Flessioni anche nei consumi durevoli come l’automotive e le costruzioni –settore che segna calo di investimenti per il quinto anno consecutivo (nel 2012 -6,0%). Rispetto al mercato italiano il documento non esprime ottimismo: si temono ulteriori flessioni. L’analisi è infatti assai chiara: “a soli due anni dalla crisi del 2008-09 le imprese italiane del tessile si trovano nuovamente coinvolte in una fase recessiva che potrà portare a un’ulteriore fuoriuscita dal mercato dei soggetti più fragili sotto il profilo reddituale e finanziario (fragilità dimostrata dal fatto che il tessile-abbigliamento è il settore industriale con la quota più elevata di sofferenze sui prestiti, 17,5% a maggio)”.

Buone prospettive invece dall’esportazione.
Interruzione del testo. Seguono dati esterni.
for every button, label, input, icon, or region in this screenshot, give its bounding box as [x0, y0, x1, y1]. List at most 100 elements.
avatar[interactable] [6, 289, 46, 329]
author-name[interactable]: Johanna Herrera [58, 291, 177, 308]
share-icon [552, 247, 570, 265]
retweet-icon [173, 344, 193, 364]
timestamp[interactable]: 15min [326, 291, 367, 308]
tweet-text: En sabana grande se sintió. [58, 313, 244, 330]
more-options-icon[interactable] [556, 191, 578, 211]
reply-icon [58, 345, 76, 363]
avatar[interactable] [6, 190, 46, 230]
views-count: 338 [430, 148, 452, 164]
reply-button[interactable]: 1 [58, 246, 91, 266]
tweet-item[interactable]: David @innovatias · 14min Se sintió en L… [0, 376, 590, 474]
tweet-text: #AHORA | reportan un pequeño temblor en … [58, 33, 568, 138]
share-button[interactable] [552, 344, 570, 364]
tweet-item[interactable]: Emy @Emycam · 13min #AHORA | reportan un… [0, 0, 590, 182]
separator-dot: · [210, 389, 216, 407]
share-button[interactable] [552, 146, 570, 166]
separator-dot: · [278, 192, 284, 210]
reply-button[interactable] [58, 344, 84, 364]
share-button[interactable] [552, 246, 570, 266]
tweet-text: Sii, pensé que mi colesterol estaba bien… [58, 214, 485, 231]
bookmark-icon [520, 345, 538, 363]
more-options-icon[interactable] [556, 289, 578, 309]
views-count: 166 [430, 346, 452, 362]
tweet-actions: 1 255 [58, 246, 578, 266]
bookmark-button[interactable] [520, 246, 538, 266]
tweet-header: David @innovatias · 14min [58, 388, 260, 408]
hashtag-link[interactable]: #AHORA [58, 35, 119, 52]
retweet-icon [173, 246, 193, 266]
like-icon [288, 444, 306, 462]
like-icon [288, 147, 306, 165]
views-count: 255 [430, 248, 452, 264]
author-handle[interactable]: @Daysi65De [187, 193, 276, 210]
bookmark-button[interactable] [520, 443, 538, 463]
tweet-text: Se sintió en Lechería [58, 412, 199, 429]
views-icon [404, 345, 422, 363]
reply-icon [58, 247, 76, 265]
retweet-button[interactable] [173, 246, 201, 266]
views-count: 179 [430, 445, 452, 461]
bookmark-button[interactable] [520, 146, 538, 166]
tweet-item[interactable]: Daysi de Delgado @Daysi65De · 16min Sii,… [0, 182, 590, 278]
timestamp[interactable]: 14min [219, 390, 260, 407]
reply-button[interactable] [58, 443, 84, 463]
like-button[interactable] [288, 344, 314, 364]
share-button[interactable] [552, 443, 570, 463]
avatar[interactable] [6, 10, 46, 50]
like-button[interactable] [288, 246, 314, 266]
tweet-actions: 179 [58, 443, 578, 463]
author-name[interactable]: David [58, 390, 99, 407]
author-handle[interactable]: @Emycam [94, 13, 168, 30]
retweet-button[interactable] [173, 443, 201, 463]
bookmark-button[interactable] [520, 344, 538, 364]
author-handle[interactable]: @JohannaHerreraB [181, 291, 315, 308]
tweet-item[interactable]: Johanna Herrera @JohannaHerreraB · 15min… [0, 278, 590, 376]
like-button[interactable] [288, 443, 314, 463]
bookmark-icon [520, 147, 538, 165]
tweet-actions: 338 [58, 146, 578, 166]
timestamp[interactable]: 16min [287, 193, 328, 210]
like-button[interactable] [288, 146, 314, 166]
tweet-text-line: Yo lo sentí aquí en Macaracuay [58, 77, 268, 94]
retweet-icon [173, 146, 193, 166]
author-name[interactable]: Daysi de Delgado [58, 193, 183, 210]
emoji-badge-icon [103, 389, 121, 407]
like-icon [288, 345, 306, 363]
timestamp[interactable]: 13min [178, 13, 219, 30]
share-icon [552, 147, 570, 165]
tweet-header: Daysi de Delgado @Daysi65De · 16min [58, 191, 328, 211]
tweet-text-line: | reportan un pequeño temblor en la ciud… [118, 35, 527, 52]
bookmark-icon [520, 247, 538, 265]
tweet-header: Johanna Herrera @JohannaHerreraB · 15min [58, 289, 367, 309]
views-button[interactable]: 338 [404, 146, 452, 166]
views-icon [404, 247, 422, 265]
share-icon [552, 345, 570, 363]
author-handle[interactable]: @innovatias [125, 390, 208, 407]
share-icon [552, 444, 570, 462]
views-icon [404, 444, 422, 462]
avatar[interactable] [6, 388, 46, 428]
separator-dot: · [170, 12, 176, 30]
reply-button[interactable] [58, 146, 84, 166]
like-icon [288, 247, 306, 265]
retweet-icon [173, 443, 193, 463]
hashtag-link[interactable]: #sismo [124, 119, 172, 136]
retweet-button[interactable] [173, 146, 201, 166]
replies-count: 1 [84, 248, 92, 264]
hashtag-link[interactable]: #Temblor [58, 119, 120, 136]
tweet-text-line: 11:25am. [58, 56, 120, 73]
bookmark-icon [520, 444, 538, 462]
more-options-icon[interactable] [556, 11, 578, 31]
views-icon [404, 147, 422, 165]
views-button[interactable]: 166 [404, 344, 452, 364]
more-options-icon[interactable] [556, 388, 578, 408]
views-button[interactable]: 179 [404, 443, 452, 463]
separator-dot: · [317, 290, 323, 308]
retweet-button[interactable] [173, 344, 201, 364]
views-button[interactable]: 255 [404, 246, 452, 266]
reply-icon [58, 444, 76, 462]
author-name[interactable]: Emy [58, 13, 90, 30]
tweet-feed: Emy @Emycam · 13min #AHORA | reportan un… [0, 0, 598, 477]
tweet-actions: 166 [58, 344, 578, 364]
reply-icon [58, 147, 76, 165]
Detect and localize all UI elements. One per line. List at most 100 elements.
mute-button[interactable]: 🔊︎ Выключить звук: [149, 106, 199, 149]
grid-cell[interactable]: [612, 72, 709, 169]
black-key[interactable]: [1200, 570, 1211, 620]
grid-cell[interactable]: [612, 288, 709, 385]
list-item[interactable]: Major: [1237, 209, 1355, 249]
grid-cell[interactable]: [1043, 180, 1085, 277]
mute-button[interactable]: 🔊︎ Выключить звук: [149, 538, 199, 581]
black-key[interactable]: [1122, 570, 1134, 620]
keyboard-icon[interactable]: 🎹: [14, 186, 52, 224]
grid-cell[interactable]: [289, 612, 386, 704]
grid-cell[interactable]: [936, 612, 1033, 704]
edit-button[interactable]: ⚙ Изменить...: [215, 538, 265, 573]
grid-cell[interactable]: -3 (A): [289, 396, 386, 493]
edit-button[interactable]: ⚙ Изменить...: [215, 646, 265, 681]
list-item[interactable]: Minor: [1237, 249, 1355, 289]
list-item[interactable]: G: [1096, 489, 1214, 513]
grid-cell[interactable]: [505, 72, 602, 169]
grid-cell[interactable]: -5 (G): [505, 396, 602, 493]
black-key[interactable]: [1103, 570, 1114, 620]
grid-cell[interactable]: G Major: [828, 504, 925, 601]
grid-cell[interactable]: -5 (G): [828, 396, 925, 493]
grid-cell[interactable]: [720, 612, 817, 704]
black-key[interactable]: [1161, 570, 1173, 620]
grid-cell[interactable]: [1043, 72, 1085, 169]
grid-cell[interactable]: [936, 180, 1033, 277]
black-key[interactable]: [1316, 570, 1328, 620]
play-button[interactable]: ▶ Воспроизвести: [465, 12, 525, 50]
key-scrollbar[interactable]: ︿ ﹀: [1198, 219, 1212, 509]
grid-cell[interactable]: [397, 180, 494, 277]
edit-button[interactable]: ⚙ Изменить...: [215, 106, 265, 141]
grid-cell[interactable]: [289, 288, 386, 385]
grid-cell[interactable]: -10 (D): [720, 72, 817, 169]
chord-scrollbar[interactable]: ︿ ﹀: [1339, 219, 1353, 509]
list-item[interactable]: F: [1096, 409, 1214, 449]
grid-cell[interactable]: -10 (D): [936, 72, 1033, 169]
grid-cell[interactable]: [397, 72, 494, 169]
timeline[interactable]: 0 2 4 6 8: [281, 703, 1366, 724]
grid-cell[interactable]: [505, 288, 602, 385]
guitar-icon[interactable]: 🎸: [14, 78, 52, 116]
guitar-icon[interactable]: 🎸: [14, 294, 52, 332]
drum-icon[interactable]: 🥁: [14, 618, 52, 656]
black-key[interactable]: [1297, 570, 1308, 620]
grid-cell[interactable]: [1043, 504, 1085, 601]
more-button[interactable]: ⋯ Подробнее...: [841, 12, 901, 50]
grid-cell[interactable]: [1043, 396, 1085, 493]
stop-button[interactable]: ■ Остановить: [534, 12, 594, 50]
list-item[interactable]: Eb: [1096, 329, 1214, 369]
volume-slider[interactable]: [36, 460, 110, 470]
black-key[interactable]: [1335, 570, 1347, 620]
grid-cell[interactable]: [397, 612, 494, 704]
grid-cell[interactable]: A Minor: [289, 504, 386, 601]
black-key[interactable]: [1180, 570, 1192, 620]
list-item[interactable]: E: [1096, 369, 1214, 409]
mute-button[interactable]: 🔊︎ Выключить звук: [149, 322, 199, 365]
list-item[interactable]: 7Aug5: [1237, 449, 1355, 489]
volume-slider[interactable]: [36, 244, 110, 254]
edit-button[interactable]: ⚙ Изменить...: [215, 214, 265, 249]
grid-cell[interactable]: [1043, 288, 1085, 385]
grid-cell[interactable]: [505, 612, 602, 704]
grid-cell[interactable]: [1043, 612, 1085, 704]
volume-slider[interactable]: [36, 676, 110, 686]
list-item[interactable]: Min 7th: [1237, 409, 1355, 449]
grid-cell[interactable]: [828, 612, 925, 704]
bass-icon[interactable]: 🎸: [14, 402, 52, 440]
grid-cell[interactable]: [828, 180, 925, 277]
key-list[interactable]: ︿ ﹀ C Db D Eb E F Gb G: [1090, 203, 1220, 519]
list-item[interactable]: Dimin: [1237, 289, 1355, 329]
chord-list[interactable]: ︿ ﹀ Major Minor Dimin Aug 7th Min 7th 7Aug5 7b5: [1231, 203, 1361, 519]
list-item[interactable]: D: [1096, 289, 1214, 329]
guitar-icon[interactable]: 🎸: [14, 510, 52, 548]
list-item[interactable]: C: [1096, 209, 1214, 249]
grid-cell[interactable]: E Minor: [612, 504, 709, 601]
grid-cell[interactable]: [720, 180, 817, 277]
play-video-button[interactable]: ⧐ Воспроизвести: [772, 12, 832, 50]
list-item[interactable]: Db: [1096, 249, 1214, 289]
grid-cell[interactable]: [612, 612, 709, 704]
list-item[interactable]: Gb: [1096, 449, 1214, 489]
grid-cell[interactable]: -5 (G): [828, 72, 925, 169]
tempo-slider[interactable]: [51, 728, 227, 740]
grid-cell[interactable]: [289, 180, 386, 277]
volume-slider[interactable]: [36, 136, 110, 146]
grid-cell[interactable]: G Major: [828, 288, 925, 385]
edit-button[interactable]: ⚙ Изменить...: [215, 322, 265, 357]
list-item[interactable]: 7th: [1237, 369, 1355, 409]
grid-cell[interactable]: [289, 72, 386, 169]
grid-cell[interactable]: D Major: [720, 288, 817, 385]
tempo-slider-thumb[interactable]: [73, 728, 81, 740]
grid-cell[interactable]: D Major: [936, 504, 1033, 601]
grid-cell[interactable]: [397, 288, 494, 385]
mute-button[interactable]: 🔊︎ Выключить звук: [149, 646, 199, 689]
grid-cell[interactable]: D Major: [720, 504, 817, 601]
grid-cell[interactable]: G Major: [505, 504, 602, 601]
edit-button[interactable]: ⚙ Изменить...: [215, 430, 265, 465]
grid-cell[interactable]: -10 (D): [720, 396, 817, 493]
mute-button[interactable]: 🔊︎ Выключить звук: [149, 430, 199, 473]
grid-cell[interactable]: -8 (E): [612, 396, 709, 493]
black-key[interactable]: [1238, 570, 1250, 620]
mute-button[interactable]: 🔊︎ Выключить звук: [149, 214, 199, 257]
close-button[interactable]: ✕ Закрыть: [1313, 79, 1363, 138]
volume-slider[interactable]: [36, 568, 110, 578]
Occorre infatti precisare che al mercato interno è destinato solo il 30% della produzione italiana di fibre man made.

Meglio le esportazioni

 Con cauto ottimismo Cirfs, l’associazione europea delle fibre man-made, prevede per l’Unione Europea un calo pari all’1,6% nel complesso del 2012 nel consumo di fibre artificiali e sintetiche, a fronte però di un progressivo miglioramento nel corso dell’anno e una ripresa nel 2013 (+2,9%).

“Se da un lato vi sono Paesi dell’Area Euro in recessione nel 2012 - con consumi in calo a causa di politiche fiscali restrittive e con un’edilizia ancora in crisi (come la Spagna) - dall’altro lato vi sono anche Paesi importanti importatori di fibre, in primis la Germania che assorbe il 16% delle esportazioni totali di fibre prodotte in Italia, che pur crescendo a ritmi più ridotti (+0,8% il PIL nel 2012) continua a rappresentare un traino per la domanda di fibre (specialmente per l’auto), come dimostrato dall’andamento positivo delle esportazioni nei primi sei mesi dell’anno. Inoltre, anche l’export verso altri Paesi esterni all’Area Euro si mantiene dinamico (ad esempio verso Regno Unito, Serbia, Messico, Stati Uniti e Cina) e l’euro previsto debole anche per la seconda parte dell’anno (1,25$) dovrebbe continuare offrire un sostegno”.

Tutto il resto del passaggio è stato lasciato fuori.